As children become acquainted with the components of number, they extend cardinal counting and conceptual subitizing to larger numbers. The major advances for children at this step who have had opportunities at home or in a care center to learn the previous foundational and achievable number core content involve extending their competency to larger numbers. This means that teachers or caregivers who must support children at different levels, or support a mixture of children who have learned and those who have not had sufficient opportunity to learn the previous number core content, can frequently combine these groups by allowing children to choose set sizes with which they feel comfortable and can succeed (see Box 5-7).

BOX 5-7

Step 2 in the Number Core Age 4 or Prekindergarten

Extend Cardinal Counting and Conceptual Subitizing to Larger Numbers


Children at particular ages/grades may exceed the specified numbers and be able to work correctly with larger numbers. The numbers for each age/grade are the foundational and achievable content for children at this age/grade. The major types of new learning for each age/grade are given in italics. Each level assumes that children have had sufficient learning experiences at the lower level to learn that content; many children can still learn the content at a level without having fully mastered the content at the lower level if they have sufficient time to learn and practice.
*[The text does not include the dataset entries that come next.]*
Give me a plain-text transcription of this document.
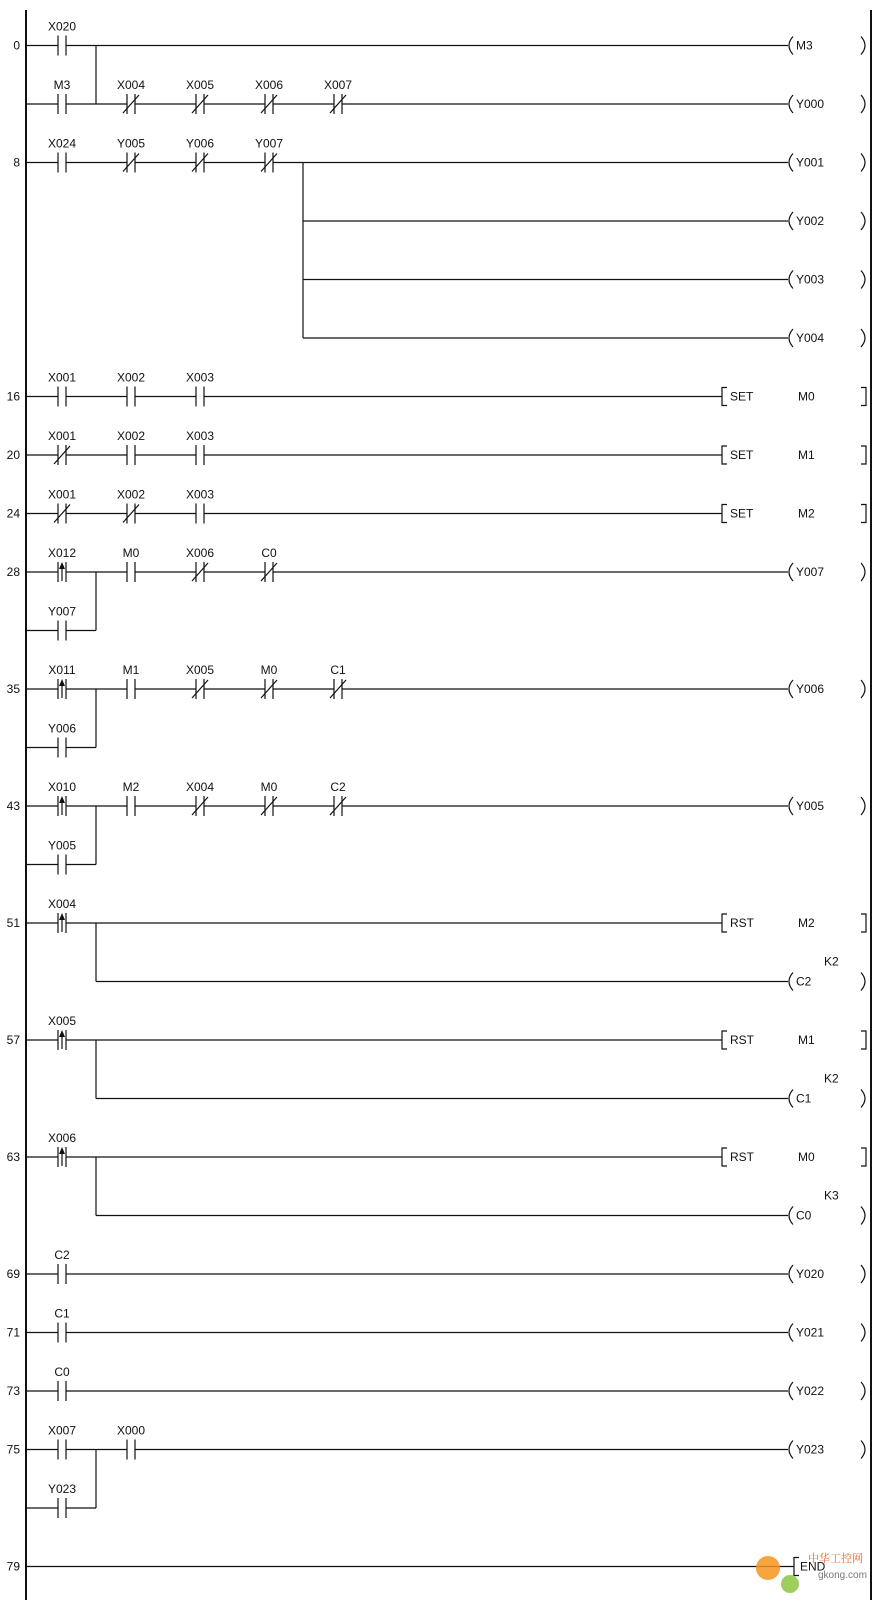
0
X020
M3
M3	X004	X005	X006	X007
Y000
8
X024	Y005	Y006	Y007
Y001
Y002
Y003
Y004
16
X001	X002	X003
SET	M0
20
X001	X002	X003
SET	M1
24
X001	X002	X003
SET	M2
28
X012	M0	X006	C0
Y007
Y007
35
X011	M1	X005	M0	C1
Y006
Y006
43
X010	M2	X004	M0	C2
Y005
Y005
51
X004
RST	M2
C2
K2
57
X005
RST	M1
C1
K2
63
X006
RST	M0
C0
K3
69
C2
Y020
71
C1
Y021
73
C0
Y022
75
X007	X000
Y023
Y023
79	END
中华工控网
gkong.com
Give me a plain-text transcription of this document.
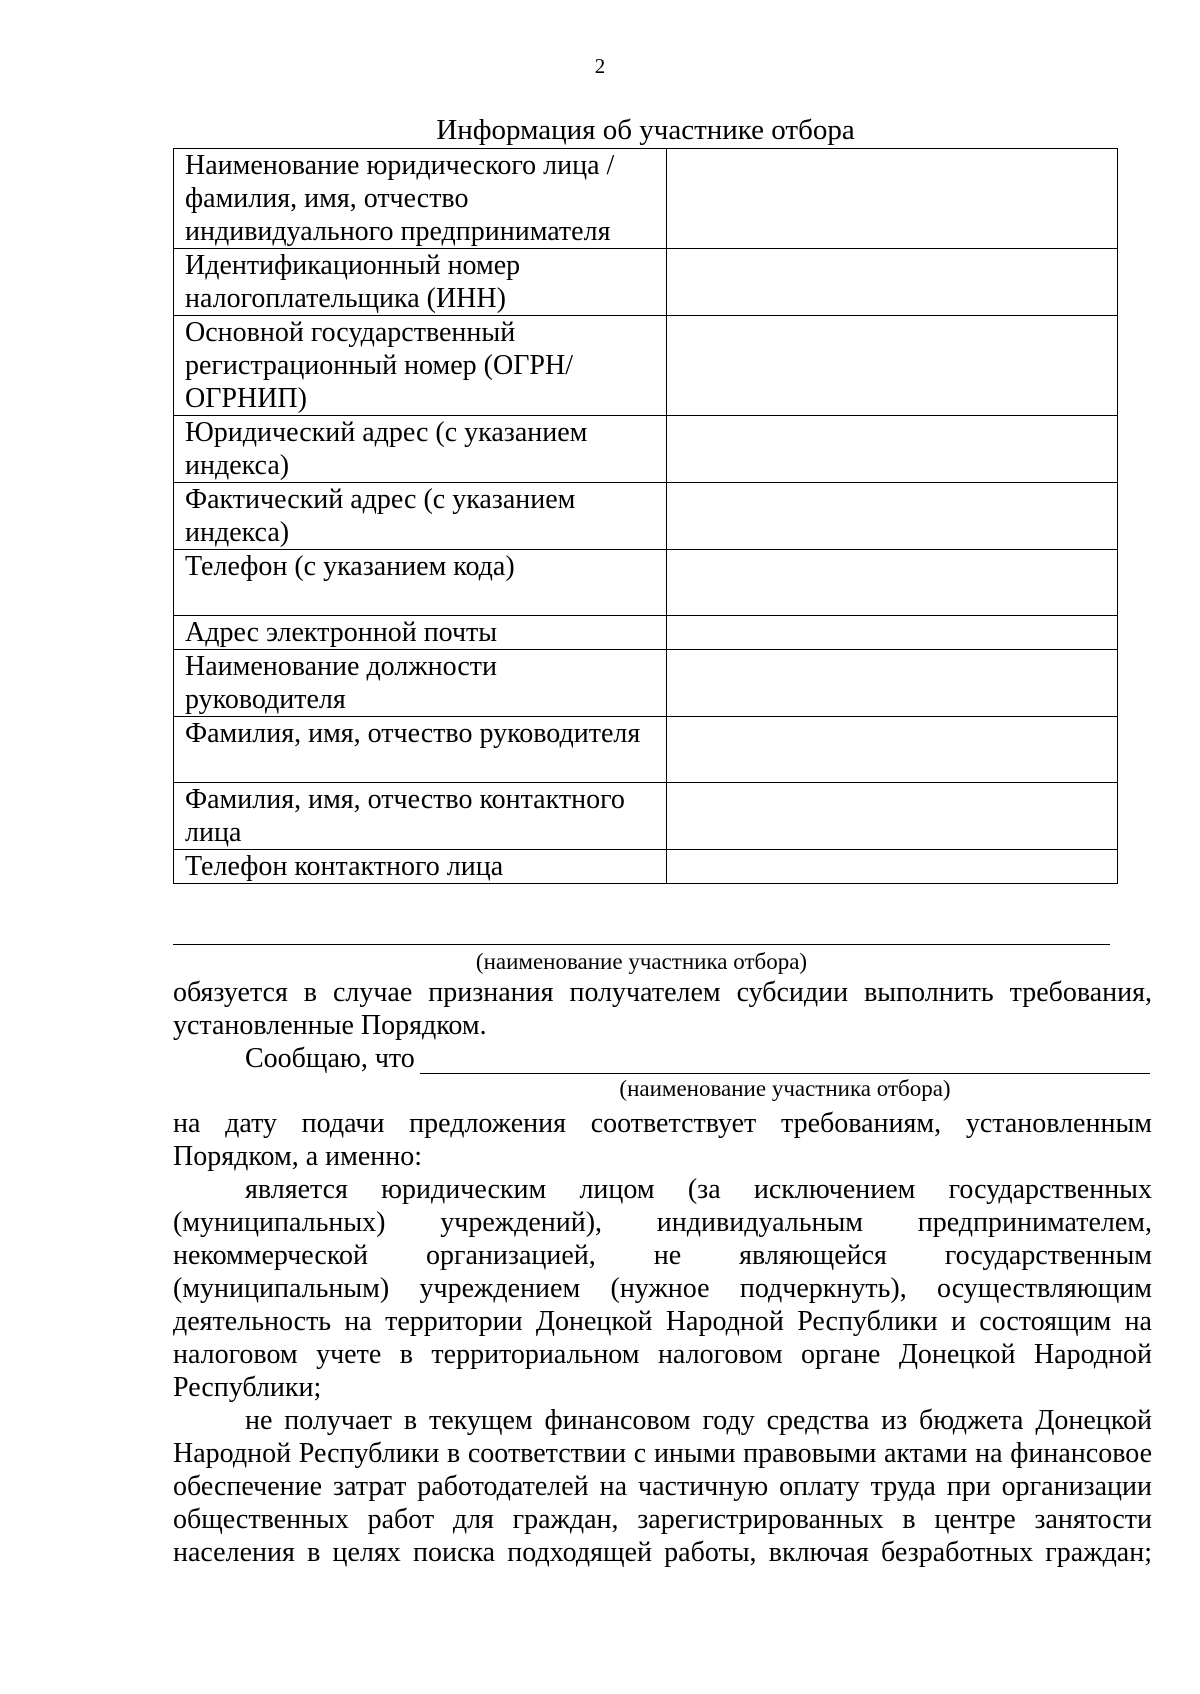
2
Информация об участнике отбора
Наименование юридического лица / фамилия, имя, отчество индивидуального предпринимателя	
Идентификационный номер налогоплательщика (ИНН)	
Основной государственный регистрационный номер (ОГРН/ОГРНИП)	
Юридический адрес (с указанием индекса)	
Фактический адрес (с указанием индекса)	
Телефон (с указанием кода)	
Адрес электронной почты	
Наименование должности руководителя	
Фамилия, имя, отчество руководителя	
Фамилия, имя, отчество контактного лица	
Телефон контактного лица	
(наименование участника отбора)
обязуется в случае признания получателем субсидии выполнить требования, установленные Порядком.
Сообщаю, что
(наименование участника отбора)
на дату подачи предложения соответствует требованиям, установленным Порядком, а именно:
является юридическим лицом (за исключением государственных (муниципальных) учреждений), индивидуальным предпринимателем, некоммерческой организацией, не являющейся государственным (муниципальным) учреждением (нужное подчеркнуть), осуществляющим деятельность на территории Донецкой Народной Республики и состоящим на налоговом учете в территориальном налоговом органе Донецкой Народной Республики;
не получает в текущем финансовом году средства из бюджета Донецкой Народной Республики в соответствии с иными правовыми актами на финансовое обеспечение затрат работодателей на частичную оплату труда при организации общественных работ для граждан, зарегистрированных в центре занятости населения в целях поиска подходящей работы, включая безработных граждан;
Cardinality: Extends conceptual subitizing to 5-groups with 1, 2, 3, 4, 5 to see 6 through 10: can see the numbers 6, 7, 8, 9, 10 as 5 + 1, 5 + 2, 5 + 3, 5 + 4, 5 + 5 and can relate these to the fingers (5 on one hand). May do other such numerical compose/decompose patterns also.

Number word list: Continues to extend and learns the irregular teen patterns and extends the early decade twenty to twenty-nine, etc., pattern to higher decades: says 1 to 39.

1-to-1 counting correspondences: Continues to generalize to counting new things and to extend accurate correspondences to larger sets (accuracy will vary with effort): counts accurately 1 to 15 things in a row.

Written number symbols: Continues to learn new symbols if given such learning opportunities: reads 1 to 10; writes some numerals.

Reverses the cardinal counting principle (the count-to-cardinal shift) to count out n things (makes the cardinal-to-count shift): Must have fluent counting to have the attentional space to remember the number to which you’re counting so you can stop there.